しかし、石けんの製造方法は、原料に「油脂」を使う方法ばかりではありません。
「脂肪酸」を使う製造方法もあります。そのひとつが、「中和法」です。
じつは、大量生産されるのに向いているのは、この「中和法」のほうなんですね。
ここでざっくりと、石けんの製造方法のひとつ、「中和法」の流れと、特徴をみていきたいと思います。
脂肪酸が原料
「中和法」に使う原料は、「脂肪酸」です。
まず最初に、「脂肪酸とは何ぞや」という話ですが。
脂肪酸は、食品、化粧品の成分にも、よく使われる原料です。
動物や植物からとれる油、「油脂」はもともと、「グリセリン」と「脂肪酸」が結びついている化合物です。
なので、中和法の原料に使う「脂肪酸」は、油脂を「脂肪酸」と「グリセリン」に分解、精製することでえられます。

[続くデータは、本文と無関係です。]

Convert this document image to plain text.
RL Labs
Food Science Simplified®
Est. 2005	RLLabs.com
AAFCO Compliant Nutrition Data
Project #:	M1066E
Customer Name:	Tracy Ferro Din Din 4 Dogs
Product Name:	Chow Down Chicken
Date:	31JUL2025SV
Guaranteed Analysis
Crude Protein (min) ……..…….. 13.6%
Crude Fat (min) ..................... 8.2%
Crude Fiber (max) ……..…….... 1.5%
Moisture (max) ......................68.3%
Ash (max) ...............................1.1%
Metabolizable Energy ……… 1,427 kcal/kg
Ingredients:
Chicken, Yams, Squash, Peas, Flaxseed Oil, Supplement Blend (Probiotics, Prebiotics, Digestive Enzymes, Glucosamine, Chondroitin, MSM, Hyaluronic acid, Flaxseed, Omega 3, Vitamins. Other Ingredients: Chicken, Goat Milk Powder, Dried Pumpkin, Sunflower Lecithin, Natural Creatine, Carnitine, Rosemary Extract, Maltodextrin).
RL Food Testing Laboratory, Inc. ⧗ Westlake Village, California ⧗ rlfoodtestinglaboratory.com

実際には、「ヤシ油」「パーム油」「パーム核油」「牛脂」などに高温高圧、水を加えることで分解され、脂肪酸を取り出すことができます。
取り出される脂肪酸は、おもに
・ ラウリン酸
・ ミスチリン酸
・ パルミチン酸
・ ステアリン酸
・ オレイン酸
などがあります。なんとなく名前だけは、聞き覚えがあるかもしれませんね。
酸とアルカリを中和させる
脂肪酸(酸性)と水酸化ナトリウム(アルカリ性)を反応させる。
そうすると、石けんができます。
「酸」と「アルカリ」という正反対の性質のものを中和させて、石けんを作る。だから、中和法というネーミングなんですね。
石けんは、「脂肪酸ナトリム」ともよばれます。
原料の脂肪酸が、ラウリン酸なら、「ラウリン酸ナトリウム」。
ステアリン酸なら、「ステアリン酸ナトリウム」という具合ですね。
固形石けんでない場合は、アルカリに「水酸化カリウム」を使うこともあります。
ボディーソープに配合される石けん分も、この中和法が使われることがほとんど。
「ボディーソープは、合成界面活性剤だから肌によくない」
そう思っている人も多いですが、これは誤解です。
「ボディーソープ=合成界面活性剤」ではありません。
中和法で作った石けんを洗浄成分として、いわゆる合成界面活性剤を使っていない、というボディーソープも、じつは多いんですね。
できあがりの石けんの特徴を調節できる
一般的に、ラウリン酸ナトリウムは、泡立ちが良く、ステアリン酸ナトリウムは、泡立ちが弱いという傾向があります。
この性質を利用して、中和法で作られる石けんは、脂肪酸の組み合わせを工夫して、泡立ちや洗浄力、肌への刺激などを調節しています。
こういうことって、油脂から作る「窯焚き法」や「炊き込み法」では、なかなかできない調節なんですよね。
脂肪酸を自由に組み合わせることができる。
そのことで、できあがりの石けんの特徴を調節できるのは、中和法の大きなメリットです。
大量生産だから品質が悪いのか?
さらに中和法は、しっかり反応しきることができれば、純度99%以上など、純度の高い石けんを作ることができます。
逆に、中和しきれないと、石けんの純度は低くなり、アルカリが製品に残ってしまうと、肌を刺激してしまいます。
ここらへんのサジ加減は、メーカーにとってノウハウのいちばん重要なところで、できあがりの石けんの品質を大きく左右します。
そして、中和法は、原料の脂肪酸を精製できるところもメリットで、原料の段階で不純物を減らすことができます。
つまり、中和をしっかりコントロールできれば、窯焚き法で作られるような純度の高い、良質な石けんにせまることも可能です。
石けんの場合、「大量生産だから悪かろう」とも言い切れないわけなんですね。